I want to buy the ground floor of a two-storeyed building. The entire building is jointly owned by three siblings. As they are not keen to carry out partition of this property, how should I proceed?
—KS Chaudhary As you want to purchase only a specific portion of a joint and undivided property, i.e. the ground floor, sale deed for the ground floor should be executed in your favour by all three joint owners, as in this case each joint owner shall be selling their proportionate undivided share in the ground floor. My relative has been allotted a flat in a project but he does not want to go ahead with the purchase. We plan to have the allotment of his flat transferred in my favour.
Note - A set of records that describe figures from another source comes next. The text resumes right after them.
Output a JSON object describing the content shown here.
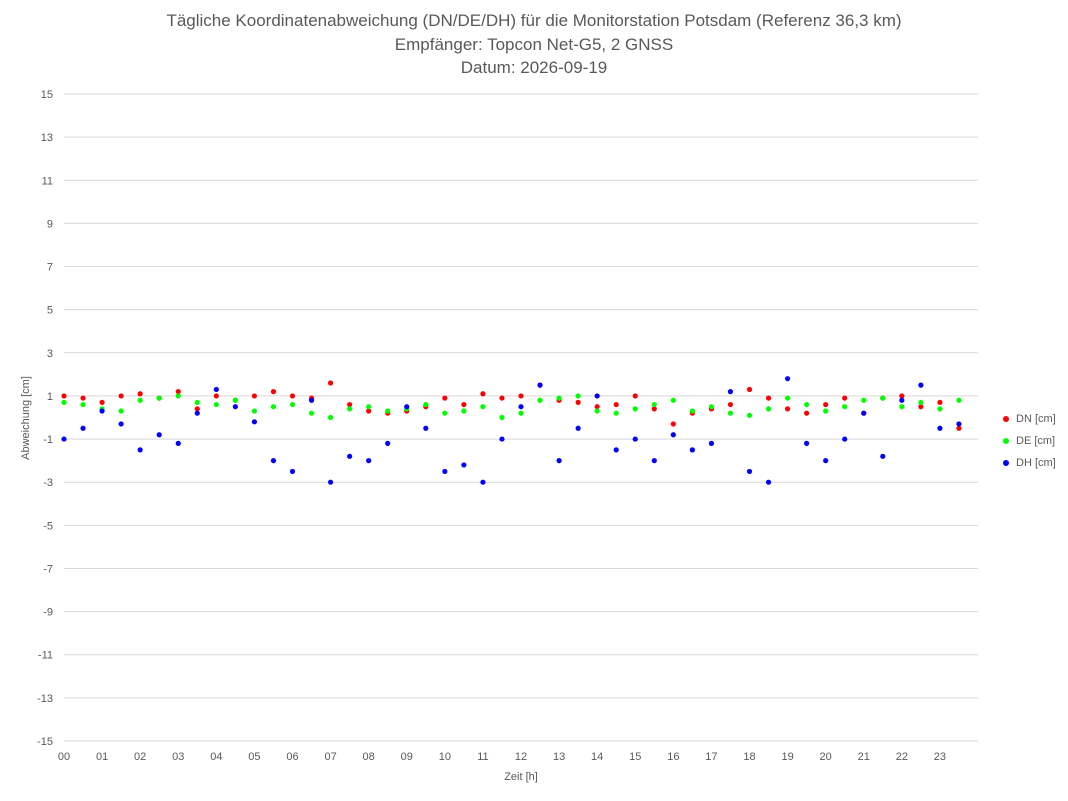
{
  "chart_data": {
    "type": "scatter",
    "title": "Tägliche Koordinatenabweichung (DN/DE/DH) für die Monitorstation Potsdam (Referenz 36,3 km)",
    "subtitle": "Empfänger: Topcon Net-G5, 2 GNSS",
    "date_line": "Datum: 2026-09-19",
    "xlabel": "Zeit [h]",
    "ylabel": "Abweichung [cm]",
    "xlim": [
      0,
      24
    ],
    "ylim": [
      -15,
      15
    ],
    "x_ticks": [
      "00",
      "01",
      "02",
      "03",
      "04",
      "05",
      "06",
      "07",
      "08",
      "09",
      "10",
      "11",
      "12",
      "13",
      "14",
      "15",
      "16",
      "17",
      "18",
      "19",
      "20",
      "21",
      "22",
      "23"
    ],
    "y_ticks": [
      "15",
      "13",
      "11",
      "9",
      "7",
      "5",
      "3",
      "1",
      "-1",
      "-3",
      "-5",
      "-7",
      "-9",
      "-11",
      "-13",
      "-15"
    ],
    "grid": true,
    "legend_position": "right",
    "series": [
      {
        "name": "DN [cm]",
        "color": "#FF0000",
        "x": [
          0,
          0.5,
          1,
          1.5,
          2,
          2.5,
          3,
          3.5,
          4,
          4.5,
          5,
          5.5,
          6,
          6.5,
          7,
          7.5,
          8,
          8.5,
          9,
          9.5,
          10,
          10.5,
          11,
          11.5,
          12,
          12.5,
          13,
          13.5,
          14,
          14.5,
          15,
          15.5,
          16,
          16.5,
          17,
          17.5,
          18,
          18.5,
          19,
          19.5,
          20,
          20.5,
          21,
          21.5,
          22,
          22.5,
          23,
          23.5
        ],
        "y": [
          1.0,
          0.9,
          0.7,
          1.0,
          1.1,
          0.9,
          1.2,
          0.4,
          1.0,
          0.8,
          1.0,
          1.2,
          1.0,
          0.9,
          1.6,
          0.6,
          0.3,
          0.2,
          0.3,
          0.5,
          0.9,
          0.6,
          1.1,
          0.9,
          1.0,
          1.5,
          0.8,
          0.7,
          0.5,
          0.6,
          1.0,
          0.4,
          -0.3,
          0.2,
          0.4,
          0.6,
          1.3,
          0.9,
          0.4,
          0.2,
          0.6,
          0.9,
          0.2,
          0.9,
          1.0,
          0.5,
          0.7,
          -0.5
        ]
      },
      {
        "name": "DE [cm]",
        "color": "#00FF00",
        "x": [
          0,
          0.5,
          1,
          1.5,
          2,
          2.5,
          3,
          3.5,
          4,
          4.5,
          5,
          5.5,
          6,
          6.5,
          7,
          7.5,
          8,
          8.5,
          9,
          9.5,
          10,
          10.5,
          11,
          11.5,
          12,
          12.5,
          13,
          13.5,
          14,
          14.5,
          15,
          15.5,
          16,
          16.5,
          17,
          17.5,
          18,
          18.5,
          19,
          19.5,
          20,
          20.5,
          21,
          21.5,
          22,
          22.5,
          23,
          23.5
        ],
        "y": [
          0.7,
          0.6,
          0.4,
          0.3,
          0.8,
          0.9,
          1.0,
          0.7,
          0.6,
          0.8,
          0.3,
          0.5,
          0.6,
          0.2,
          0.0,
          0.4,
          0.5,
          0.3,
          0.4,
          0.6,
          0.2,
          0.3,
          0.5,
          0.0,
          0.2,
          0.8,
          0.9,
          1.0,
          0.3,
          0.2,
          0.4,
          0.6,
          0.8,
          0.3,
          0.5,
          0.2,
          0.1,
          0.4,
          0.9,
          0.6,
          0.3,
          0.5,
          0.8,
          0.9,
          0.5,
          0.7,
          0.4,
          0.8
        ]
      },
      {
        "name": "DH [cm]",
        "color": "#0000FF",
        "x": [
          0,
          0.5,
          1,
          1.5,
          2,
          2.5,
          3,
          3.5,
          4,
          4.5,
          5,
          5.5,
          6,
          6.5,
          7,
          7.5,
          8,
          8.5,
          9,
          9.5,
          10,
          10.5,
          11,
          11.5,
          12,
          12.5,
          13,
          13.5,
          14,
          14.5,
          15,
          15.5,
          16,
          16.5,
          17,
          17.5,
          18,
          18.5,
          19,
          19.5,
          20,
          20.5,
          21,
          21.5,
          22,
          22.5,
          23,
          23.5
        ],
        "y": [
          -1.0,
          -0.5,
          0.3,
          -0.3,
          -1.5,
          -0.8,
          -1.2,
          0.2,
          1.3,
          0.5,
          -0.2,
          -2.0,
          -2.5,
          0.8,
          -3.0,
          -1.8,
          -2.0,
          -1.2,
          0.5,
          -0.5,
          -2.5,
          -2.2,
          -3.0,
          -1.0,
          0.5,
          1.5,
          -2.0,
          -0.5,
          1.0,
          -1.5,
          -1.0,
          -2.0,
          -0.8,
          -1.5,
          -1.2,
          1.2,
          -2.5,
          -3.0,
          1.8,
          -1.2,
          -2.0,
          -1.0,
          0.2,
          -1.8,
          0.8,
          1.5,
          -0.5,
          -0.3
        ]
      }
    ]
  }
}
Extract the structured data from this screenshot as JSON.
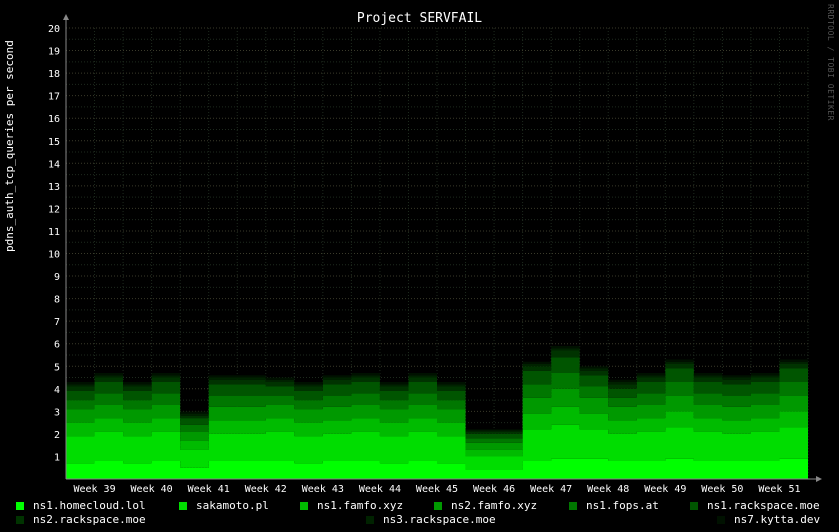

What are the stamp duty implications?
—Kamini Aulakh No stamp duty is payable on a transfer of allotment of the flat made in your favour by the present allottee, since no transfer of property has taken place. It is simply a transfer of allotment having a right to purchase the property in future, by the present allottee in your favour. The property I plan to buy is currently leased by its owner for a term of three years. At the time of executing the sale deed, is a fresh lease deed also required to be executed with the same lessee?
—Rajan K As the lease deed entered into by the current owner of the property is subsisting, a fresh lease deed is not required to be executed between you and the lessee, at the time you purchase this property. This is because no new lease will be created by virtue of sale of this property in your favour. However, for convenience you may obtain attornment of the lease deed, stating that the lessee recognises you as the new lessor and that the rent payable for the remaining term in the lease deed shall accrue to you.